Outre le piquant des détails, cette liberté photographique tient d'une association de différentes formes documentaires, sensible depuis Aéropolis. Hyperlendemains contient des paysages (presque) nus, sans présence humaine physique, des « situations » et des mises en scène – jamais inventées, simplement recomposées. Quelque soit le registre des images, s'y distille une narrativité inspirée du cinéma documentaire, une des références de Stofleth : Robert Kramer, Chris Marker ou encore Jonas Mekas, ces réalisateurs qu'il décrit comme « en prise avec le réel, certains partant dans la fiction, d'autres restant dans le pur documentaire, qui tous convoquent, au sein d'un même récit, de nombreuses histoires ». Ici, même un paysage « nu » est un récit. Près d'un autre rond-point de Moselle, ce bunker de la ligne Maginot, qui ne ressemble plus à grand-chose, n'a rien d'anodin : un tag « Tous gilets jaunes », pour ce dernier QG actif du département (évoqué dans le New York Times) ; des frênes en arrière-plan, pour la chalarose d'Asie qui décime ces arbres défilant habituellement en bord de route ; sans oublier l'ordinaire d'un panneau publicitaire « Gioia Institut » (de beauté) à « 500 m à droite ». Aucun détail n'est folklorique, ils marquent notre appartenance au monde : ni plus ni moins que de l'humain comme partie d'un grand tout.
CONSCIENCE PHOTOGRAPHIQUE
Rien n'est grandiloquent dans Hyperlendemains : pas d'affects ou d'effets, pas de grand angle ou de téléobjectif.

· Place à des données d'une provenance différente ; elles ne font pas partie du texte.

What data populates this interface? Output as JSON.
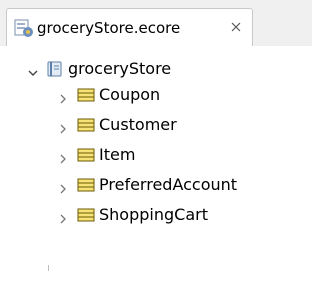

Quand Stofleth photographie l'ancien camp de concentration de Natzweiler-Struthof, devenu mémorial, le silence de deux drapeaux repliés sur eux-mêmes en l'absence de vent est suffisamment parlant. Photographiée le jour de sa fermeture définitive, la célèbre centrale nucléaire de Fessenheim reste en arrière-plan, derrière des lignes à haute tension, quelques maisons et un champ. Deux sillons creusent ce dernier, comme un chemin dont la direction serait tracée par nos décisions, synonyme de ce qui, sous nos yeux, ne cesse de se dérouler.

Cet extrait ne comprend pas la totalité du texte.